Précisons cependant que, conformément à nos revendications concernant l’inclusion scolaire, ce nouveau statut d’EducateuRICE spécialiséE doit être différent de celui des AESH pour lequel il nous semble primordial de garder une spécificité. Les missions des ÉducateuRICEs spécialiséEs ne prendraient ainsi pas en charge les questions liées à l’accompagnement des situations de handicap, ce qui n’empêche par ailleurs nullement un travail en équipe pluri-professionnelle, comme l’école le fait déjà souvent, mais en incluant désormais les éducateurRICEs scolaires.

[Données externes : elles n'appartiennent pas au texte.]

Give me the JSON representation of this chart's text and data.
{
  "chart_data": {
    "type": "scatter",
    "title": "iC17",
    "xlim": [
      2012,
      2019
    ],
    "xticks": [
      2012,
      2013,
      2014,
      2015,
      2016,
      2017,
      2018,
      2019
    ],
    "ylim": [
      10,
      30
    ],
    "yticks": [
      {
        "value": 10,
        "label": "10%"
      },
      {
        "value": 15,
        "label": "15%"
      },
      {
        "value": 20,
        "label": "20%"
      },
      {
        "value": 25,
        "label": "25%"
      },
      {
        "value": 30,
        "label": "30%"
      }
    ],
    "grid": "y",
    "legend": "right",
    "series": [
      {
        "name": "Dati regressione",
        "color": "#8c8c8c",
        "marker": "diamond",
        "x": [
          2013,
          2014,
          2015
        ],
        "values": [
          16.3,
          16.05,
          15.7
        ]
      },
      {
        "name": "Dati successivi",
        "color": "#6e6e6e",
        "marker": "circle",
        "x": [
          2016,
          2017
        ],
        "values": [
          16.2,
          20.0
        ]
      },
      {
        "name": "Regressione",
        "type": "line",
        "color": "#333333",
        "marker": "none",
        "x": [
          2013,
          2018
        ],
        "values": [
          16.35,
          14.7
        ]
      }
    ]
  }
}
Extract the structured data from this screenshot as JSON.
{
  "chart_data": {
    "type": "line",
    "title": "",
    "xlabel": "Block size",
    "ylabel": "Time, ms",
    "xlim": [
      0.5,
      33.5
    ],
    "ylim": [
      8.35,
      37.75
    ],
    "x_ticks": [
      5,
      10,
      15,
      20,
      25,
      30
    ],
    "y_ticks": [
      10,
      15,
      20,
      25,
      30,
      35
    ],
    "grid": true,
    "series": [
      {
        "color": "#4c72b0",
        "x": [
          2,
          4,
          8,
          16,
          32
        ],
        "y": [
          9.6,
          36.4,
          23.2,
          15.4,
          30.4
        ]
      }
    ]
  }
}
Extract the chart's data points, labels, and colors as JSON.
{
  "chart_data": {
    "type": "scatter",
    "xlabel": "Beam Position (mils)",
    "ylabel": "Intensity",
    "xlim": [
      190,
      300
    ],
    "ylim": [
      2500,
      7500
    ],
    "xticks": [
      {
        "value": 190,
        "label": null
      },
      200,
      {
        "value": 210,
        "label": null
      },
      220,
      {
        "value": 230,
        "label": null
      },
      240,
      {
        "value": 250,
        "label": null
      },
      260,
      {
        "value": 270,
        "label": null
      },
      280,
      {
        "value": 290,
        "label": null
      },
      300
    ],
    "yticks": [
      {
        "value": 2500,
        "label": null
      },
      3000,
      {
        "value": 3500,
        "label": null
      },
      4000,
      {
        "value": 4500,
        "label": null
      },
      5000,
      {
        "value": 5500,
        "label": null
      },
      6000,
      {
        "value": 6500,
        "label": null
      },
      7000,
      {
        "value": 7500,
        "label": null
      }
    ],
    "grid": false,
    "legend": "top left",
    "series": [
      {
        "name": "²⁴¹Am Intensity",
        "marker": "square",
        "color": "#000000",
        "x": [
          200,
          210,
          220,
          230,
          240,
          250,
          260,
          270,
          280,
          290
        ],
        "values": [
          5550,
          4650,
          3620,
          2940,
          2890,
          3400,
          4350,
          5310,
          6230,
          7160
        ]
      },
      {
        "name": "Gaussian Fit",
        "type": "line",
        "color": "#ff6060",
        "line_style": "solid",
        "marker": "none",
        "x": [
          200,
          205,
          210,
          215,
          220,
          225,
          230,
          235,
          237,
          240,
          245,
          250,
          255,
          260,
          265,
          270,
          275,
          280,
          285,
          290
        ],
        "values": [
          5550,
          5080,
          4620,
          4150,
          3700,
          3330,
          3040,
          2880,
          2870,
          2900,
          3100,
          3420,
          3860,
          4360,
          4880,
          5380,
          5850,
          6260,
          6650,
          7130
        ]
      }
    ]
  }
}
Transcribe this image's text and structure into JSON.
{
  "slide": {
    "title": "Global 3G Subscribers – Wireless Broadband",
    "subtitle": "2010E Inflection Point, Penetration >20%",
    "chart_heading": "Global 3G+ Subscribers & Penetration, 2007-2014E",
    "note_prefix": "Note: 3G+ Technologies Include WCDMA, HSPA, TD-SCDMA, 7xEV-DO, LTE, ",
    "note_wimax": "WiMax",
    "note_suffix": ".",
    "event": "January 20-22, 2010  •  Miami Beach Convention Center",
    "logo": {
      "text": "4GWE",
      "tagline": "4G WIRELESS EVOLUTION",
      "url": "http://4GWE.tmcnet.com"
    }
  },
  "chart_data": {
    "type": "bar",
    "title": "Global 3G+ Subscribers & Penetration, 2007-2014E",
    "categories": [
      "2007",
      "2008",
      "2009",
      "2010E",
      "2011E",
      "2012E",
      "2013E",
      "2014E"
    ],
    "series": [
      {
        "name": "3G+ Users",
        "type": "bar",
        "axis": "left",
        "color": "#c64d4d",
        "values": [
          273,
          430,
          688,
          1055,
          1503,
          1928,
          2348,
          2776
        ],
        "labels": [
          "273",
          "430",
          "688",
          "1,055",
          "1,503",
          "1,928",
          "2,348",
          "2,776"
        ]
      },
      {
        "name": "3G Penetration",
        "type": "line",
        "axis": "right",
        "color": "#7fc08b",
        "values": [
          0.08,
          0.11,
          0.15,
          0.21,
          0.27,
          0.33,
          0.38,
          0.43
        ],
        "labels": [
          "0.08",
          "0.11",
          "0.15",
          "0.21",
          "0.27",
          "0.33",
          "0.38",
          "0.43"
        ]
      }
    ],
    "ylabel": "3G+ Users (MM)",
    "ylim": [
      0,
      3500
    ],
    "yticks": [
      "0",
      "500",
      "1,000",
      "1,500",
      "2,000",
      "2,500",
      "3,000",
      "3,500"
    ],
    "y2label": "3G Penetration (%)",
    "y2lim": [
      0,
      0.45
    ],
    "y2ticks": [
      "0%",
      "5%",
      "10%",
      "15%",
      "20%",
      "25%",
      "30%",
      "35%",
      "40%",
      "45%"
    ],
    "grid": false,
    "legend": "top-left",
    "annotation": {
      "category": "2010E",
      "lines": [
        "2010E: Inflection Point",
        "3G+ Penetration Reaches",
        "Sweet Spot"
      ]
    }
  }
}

Agir syndicalement, tout de suite
Dans l’immédiat, comment enrayer cette pratique des “non-cédéisations anticipées” ? Nous encourageons les collègues à poser le sujet de la durée des contrats AED dans leur établissement. En effet, c’est peu connu, mais les textes prévoient la possibilité de proposer des CDD non seulement d’1 an, mais aussi de 2 ou 3 ans. Ce combat peut être mené au niveau du conseil d’administration, en faisant le bras de fer notamment au moment de la délégation de signature pour les contrats des AED.
Enfin, une autre façon d’agir, est de faire connaître et défendre auprès de nos collègues la création du statut titulaire pour les AED, pour opposer aux pratiques managériales irréfléchies et bornées des chefFEs d’établissement la vision cohérente d’un métier d’avenir.